Christian Vincent’s Haute Cuisine offers all the ingredients for a great feast of enticing visions and thematic concerns, only to have them be prepared, plated, and served with the grace of Elmer Fudd. The story, a largely fictional abstraction of chef Daniele Delpeuch’s time as President François Mitterrand’s personal cook in the early ’90s, presents both the stress and sublime comforts of the art of cooking within the busiest hub of France’s social and political debates. As such, the script circles around Delpeuch’s proxy, Hortense Laborie (Catherine Frot), and her relationship with the powers that be at the Elysee Palace and, indeed, even her cooking becomes fodder for political discourse. For Vincent, the story of a contented, successful artist invited to practice her craft for the most powerful man in France has obvious personal implications for a director who’s been producing films for the country’s major studios for the last decade.
This view of artistic struggle, however, yields largely unremarkable insights. Vincent stresses Laborie’s unyielding professionalism, wit, and due annoyance, but never conveys the passion and history that goes into her craft. At one point, Hortense shares an unexpected conversation about her favorite childhood cooking books with the president, played by Jean d’Ormesson. They lament the loss of personality in the recipes over the years, the way they were written specifically with detailed recollections of unique experiences, and later, Hortense critiques a dessert made by her rival (Brice Fournier) in the main kitchen as being impersonal. The irony hits like heartburn, as Vincent offers only anonymity in his imagery, guided by dull exactness and professionalism. If there’s any sense of passion here, it’s only inferred by Hortense’s stilted frustration with the staffers, who begin dictating how she should cook for the president, their demands ranging from restricting sauces to buying from different farmers and butchers.
In Hortense’s bothersome dealings with the president’s staff, Vincent seems to see the faces of film market-testers, agents, managers, publicists, and journalists who’ve burdened and manipulated his own profession.

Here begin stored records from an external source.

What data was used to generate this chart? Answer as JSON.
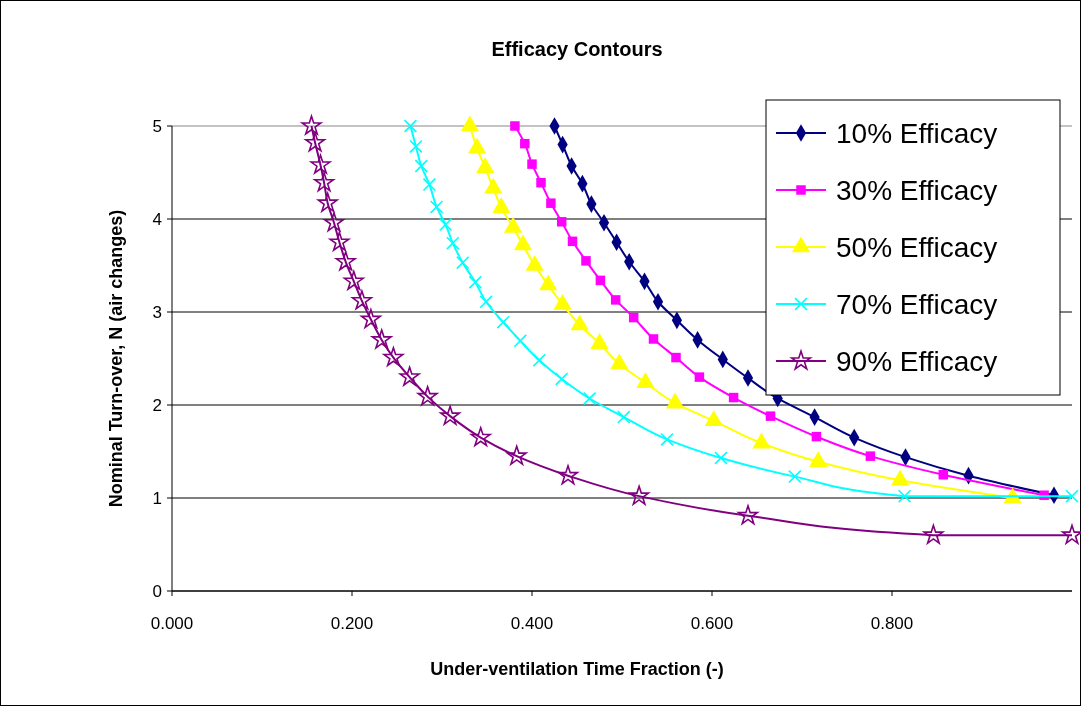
{
  "chart_data": {
    "type": "line",
    "title": "Efficacy Contours",
    "xlabel": "Under-ventilation Time Fraction (-)",
    "ylabel": "Nominal Turn-over, N (air changes)",
    "xlim": [
      0,
      1
    ],
    "xticks": [
      {
        "value": 0,
        "label": "0.000"
      },
      {
        "value": 0.2,
        "label": "0.200"
      },
      {
        "value": 0.4,
        "label": "0.400"
      },
      {
        "value": 0.6,
        "label": "0.600"
      },
      {
        "value": 0.8,
        "label": "0.800"
      }
    ],
    "ylim": [
      0,
      5
    ],
    "yticks": [
      0,
      1,
      2,
      3,
      4,
      5
    ],
    "grid": "y",
    "legend": "top right",
    "line_style": "solid",
    "series": [
      {
        "name": "10% Efficacy",
        "color": "#000080",
        "marker": "diamond",
        "x": [
          0.425,
          0.434,
          0.444,
          0.456,
          0.466,
          0.48,
          0.494,
          0.508,
          0.525,
          0.54,
          0.561,
          0.584,
          0.612,
          0.64,
          0.673,
          0.714,
          0.758,
          0.815,
          0.885,
          0.98
        ],
        "values": [
          5.0,
          4.8,
          4.57,
          4.38,
          4.16,
          3.96,
          3.75,
          3.54,
          3.33,
          3.11,
          2.91,
          2.7,
          2.49,
          2.29,
          2.07,
          1.87,
          1.65,
          1.44,
          1.24,
          1.03
        ]
      },
      {
        "name": "30% Efficacy",
        "color": "#ff00ff",
        "marker": "square",
        "x": [
          0.381,
          0.392,
          0.4,
          0.41,
          0.421,
          0.433,
          0.445,
          0.46,
          0.476,
          0.493,
          0.513,
          0.535,
          0.56,
          0.586,
          0.624,
          0.665,
          0.716,
          0.776,
          0.857,
          0.969
        ],
        "values": [
          5.0,
          4.81,
          4.59,
          4.39,
          4.17,
          3.97,
          3.76,
          3.55,
          3.34,
          3.13,
          2.94,
          2.71,
          2.51,
          2.3,
          2.08,
          1.88,
          1.66,
          1.45,
          1.25,
          1.03
        ]
      },
      {
        "name": "50% Efficacy",
        "color": "#ffff00",
        "marker": "triangle",
        "x": [
          0.331,
          0.339,
          0.348,
          0.357,
          0.366,
          0.379,
          0.39,
          0.403,
          0.418,
          0.434,
          0.453,
          0.475,
          0.497,
          0.526,
          0.559,
          0.602,
          0.655,
          0.718,
          0.809,
          0.934
        ],
        "values": [
          5.0,
          4.76,
          4.55,
          4.33,
          4.12,
          3.91,
          3.72,
          3.5,
          3.29,
          3.08,
          2.86,
          2.66,
          2.44,
          2.24,
          2.02,
          1.83,
          1.59,
          1.39,
          1.19,
          1.0
        ]
      },
      {
        "name": "70% Efficacy",
        "color": "#00ffff",
        "marker": "cross",
        "x": [
          0.265,
          0.271,
          0.277,
          0.286,
          0.294,
          0.304,
          0.312,
          0.323,
          0.337,
          0.349,
          0.368,
          0.387,
          0.408,
          0.433,
          0.464,
          0.502,
          0.55,
          0.61,
          0.692,
          0.814,
          1.0
        ],
        "values": [
          5.0,
          4.78,
          4.57,
          4.37,
          4.13,
          3.94,
          3.74,
          3.53,
          3.32,
          3.11,
          2.89,
          2.69,
          2.48,
          2.28,
          2.07,
          1.87,
          1.63,
          1.43,
          1.23,
          1.02,
          1.02
        ]
      },
      {
        "name": "90% Efficacy",
        "color": "#800080",
        "marker": "star",
        "x": [
          0.155,
          0.159,
          0.165,
          0.169,
          0.173,
          0.18,
          0.186,
          0.193,
          0.202,
          0.211,
          0.221,
          0.233,
          0.246,
          0.264,
          0.284,
          0.309,
          0.343,
          0.383,
          0.44,
          0.519,
          0.64,
          0.846,
          1.0
        ],
        "values": [
          5.0,
          4.82,
          4.58,
          4.39,
          4.17,
          3.96,
          3.75,
          3.54,
          3.33,
          3.12,
          2.92,
          2.7,
          2.51,
          2.3,
          2.09,
          1.88,
          1.65,
          1.45,
          1.24,
          1.02,
          0.81,
          0.6,
          0.6
        ]
      }
    ]
  }
}
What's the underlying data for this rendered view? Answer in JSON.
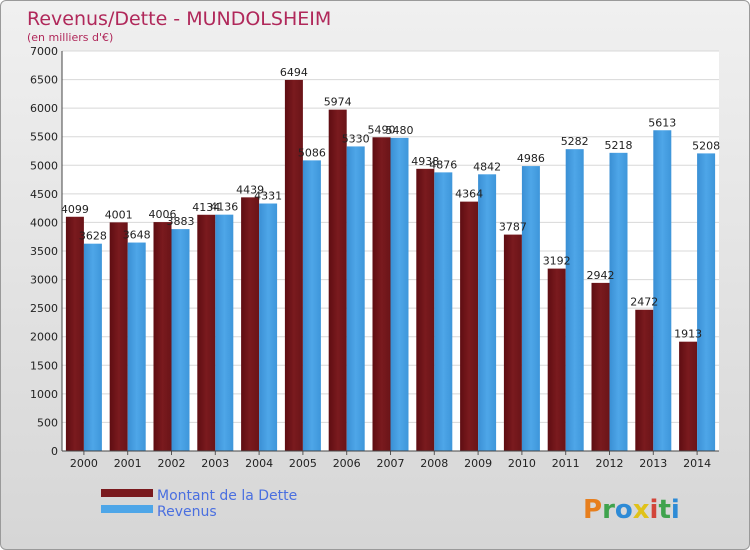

The president, arguably, represents one of the most educated and cultured opinions in France, and Vincent roots the story’s drama in the increasing difficulty of simply learning and preparing what he (read: the audience) wants to eat (read: watch). In this, the director ultimately expresses bitterness toward what he sees as a bureaucratic stifling of great, personal art, an opinion that would be easy to align with if Haute Cuisine came within a country mile of greatness or genuine personality.
Vincent’s aesthetic is serviceable, in so much as he presents the story clearly, but his sense of movement, space, and light brings to mind the banality of a Williams-Sonoma catalogue. Similarly, the script seems engineered for utility over wit or insight. The film’s framing device, set a year or two after the main plot, sees Hortense cooking for a large group of Antarctic researchers, and their reception to her unbound yet simple cooking is enthusiastic. The suggestion is that serving a great meal to the humble, simple working class is more endearing and rewarding than kowtowing to the busy schedules and necessities of the self-serious elite. It’s a simplistic viewpoint with very little in the way of nuance, all the better for a film content to blatantly capitalize on foodie culture. As an entertainment, it goes through the motions with passable charm, thanks largely to the cast, but this hardly excuses a film that spends an inordinate amount of time in praise of black truffles.